If necessary, rpt the procedure on the posterior wall. Infiltrate around the sphincter and pudendal nerve with local anaesthetic. Prescribe oral morphine for take home analgesia.
We quickly learnt that it was much easier to place a series of full thickness sutures (2/0 vicryl) at 10, 12 and 2 o'clock approx 4cm above the dentate line at the apex of the intussusception. Start with a loose suture, or us a Babcock retractor, at the 12 o,clock position to pull down the intussusception (see below).
Occasionally a fourth suture is needed.
Tie the two 10 o'clock and one of the 12 o'clock threads together (rpt with the 2 o'clock ties).
Introduce the spatula posteriorly behind the CAD as seen above.
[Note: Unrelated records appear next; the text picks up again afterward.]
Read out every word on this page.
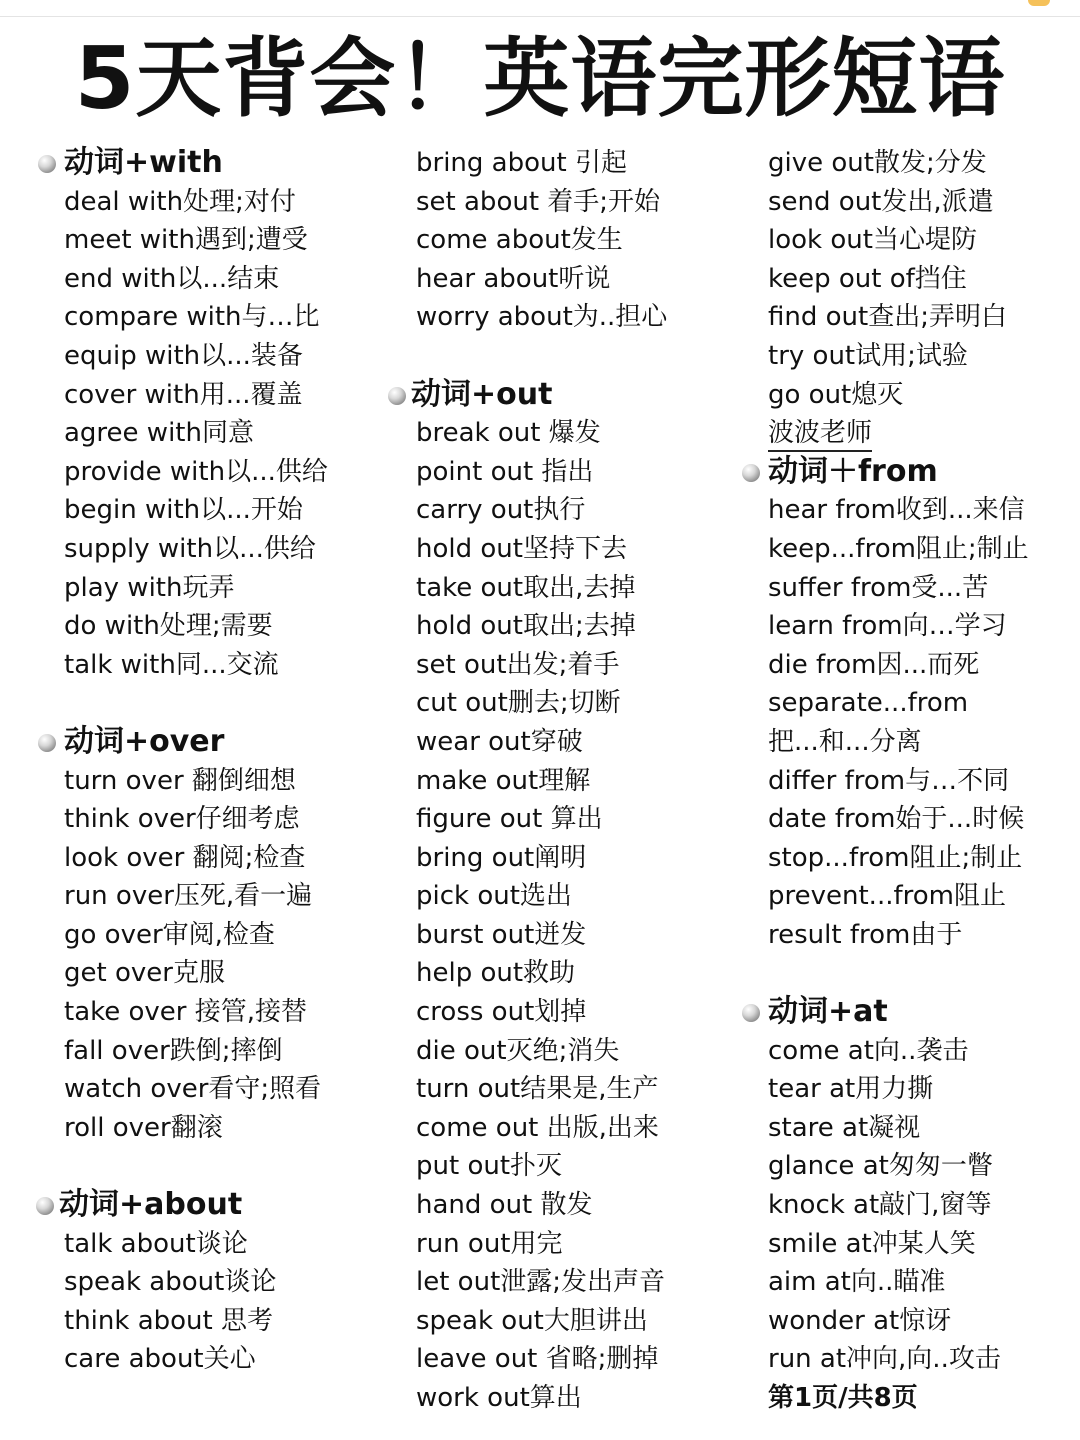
5天背会！英语完形短语
动词+with
deal with处理;对付
meet with遇到;遭受
end with以...结束
compare with与…比
equip with以...装备
cover with用...覆盖
agree with同意
provide with以...供给
begin with以...开始
supply with以...供给
play with玩弄
do with处理;需要
talk with同...交流
动词+over
turn over 翻倒细想
think over仔细考虑
look over 翻阅;检查
run over压死,看一遍
go over审阅,检查
get over克服
take over 接管,接替
fall over跌倒;摔倒
watch over看守;照看
roll over翻滚
动词+about
talk about谈论
speak about谈论
think about 思考
care about关心
bring about 引起
set about 着手;开始
come about发生
hear about听说
worry about为..担心
动词+out
break out 爆发
point out 指出
carry out执行
hold out坚持下去
take out取出,去掉
hold out取出;去掉
set out出发;着手
cut out删去;切断
wear out穿破
make out理解
figure out 算出
bring out阐明
pick out选出
burst out迸发
help out救助
cross out划掉
die out灭绝;消失
turn out结果是,生产
come out 出版,出来
put out扑灭
hand out 散发
run out用完
let out泄露;发出声音
speak out大胆讲出
leave out 省略;删掉
work out算出
give out散发;分发
send out发出,派遣
look out当心堤防
keep out of挡住
find out查出;弄明白
try out试用;试验
go out熄灭
波波老师
动词＋from
hear from收到...来信
keep...from阻止;制止
suffer from受...苦
learn from向…学习
die from因...而死
separate...from
把...和...分离
differ from与…不同
date from始于...时候
stop...from阻止;制止
prevent...from阻止
result from由于
动词+at
come at向..袭击
tear at用力撕
stare at凝视
glance at匆匆一瞥
knock at敲门,窗等
smile at冲某人笑
aim at向..瞄准
wonder at惊讶
run at冲向,向..攻击
第1页/共8页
We use a woden tongue depressor (if it gets caught in the anvil the gun will still fire the staples; a metal spatula will lead to a misfire of staples whilst the blade will partially excise the bowel!).
Introduce the opened PPH01 and pull the knotted threads through staple gun. Apply countertraction on the threads, close and fire the gun checking free mobility of the vagina first. Once the gun has been removed look and see if you have created a mucosal bridge. Whilst it is not advocated by Ethicon EndoSurgery, PPH03 (as above) is perfectly adequate for the anterior resection, in fact it is our preference.
If you have divide it between clamps. Place a stay suture through either 'dog end' along with a suture at 6 o'clock. Tie the right and left sutures as above and pull the respective ties into a further PPH01 (protect the anterior wall with a spatula).
Divide any bridge, close the ends and burry the dog ends. Check for any bleeding. If you get your sutures right, you wont get a bridge. NB always look and make sure that there is no break in the staple line, or worse a split in the rectum above the staple line.
Although not recommended by Ethicon Endo-Surgery, we have found that a PPH03 works fine, particularly in elderly patients with thin tissues. It is also more haemostatic. Occassionaly it is necessary to use three staple guns.
We are always surprised by the size of the resected specimen and how much fat there is!
Internal view post STARR
What to look out for
- Bleeding (underrun with a suture)
- Staple line failure - do not panic. Close the defect with interrupted sutures.
- Slit in rectal wall - close with interrupted sutures.
- Closure of rectum - ciut out the staple line and rectify
- Massive mesenteric haematoma - incise the haematoma and evacuate it. Pack the cavity from below. Remove tha pack a few hrs later and repair the defect. defunction with a loop colostomy.
- Complete anterior dehiscence - close with interrupted sutures.
- Postoperative pain - augment ORAL opiates with 25mg amitriptyline. If that does not work go for a Ketamine infusion.